Sentir-se pertencente é um objetivo traçado subjetivamente por muitos universitários, mas que acaba esbarrando em diversos obstáculos, como Márcia relata sobre não se sentir acolhida entre os universitários brancos. Entretanto, como pertencente a um grupo minorizado, ocupar tais espaços constitui um ato de resistência amplificado pela importância de garantir a representatividade em instituições aberta ou veladamente restritivas. A transformação vivida por esses estudantes na universidade também se manifesta em desejos de provocar transformações sociais mais amplas e profundas, como nas entrevistas de participantes que acreditam que a universidade deve promover ações para propiciar acesso à educação superior para outras pessoas com dificuldades de chegar até ela, conforme assinala Maitê:

Mas, se a universidade se colocasse à disposição dela também, sabe? “A gente vai ter um processo de seleção, você que é um aluno de licenciatura, venha, tente”, aí a universidade oferecer uma bolsa para oferecer um vestibular social dentro da universidade, sabe? Porque os terceirizados, onde estão os filhos dos terceirizados? Eles vão ter a oportunidade de estudar aqui? (Maitê).

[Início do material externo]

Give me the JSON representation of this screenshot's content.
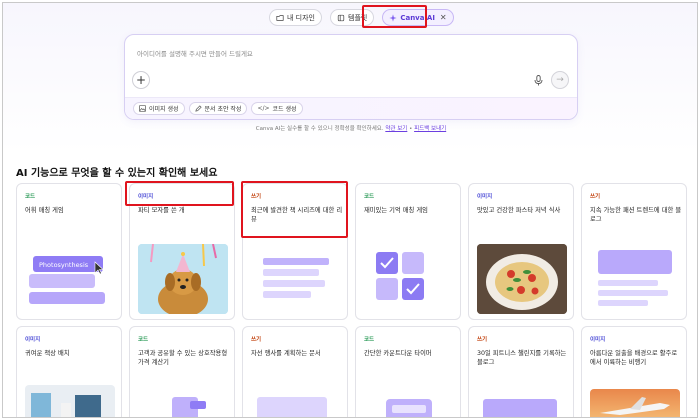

Apesar dos entraves, para os outsiders, a universidade tem possibilitado o usufruto dos seus espaços, físicos e simbólicos, para transformação e reconstrução da identidade dos universitários:

Eu vejo que a universidade me ajudou no sentido de que eu fui obrigada, de alguma forma, a construir a minha identidade nesse sentido, sabe? A pesquisar sobre essas coisas. Eu acho que isso foi importante pra mim. E eu comecei a participar também de eventos, não de coletivos, mas de eventos sobre questões raciais, sobre questões de gênero, debates aqui na universidade, que me ajudaram a me construir enquanto mulher, enquanto mulher negra… Eu só sou isso por conta desse espaço que eu estou. (Márcia).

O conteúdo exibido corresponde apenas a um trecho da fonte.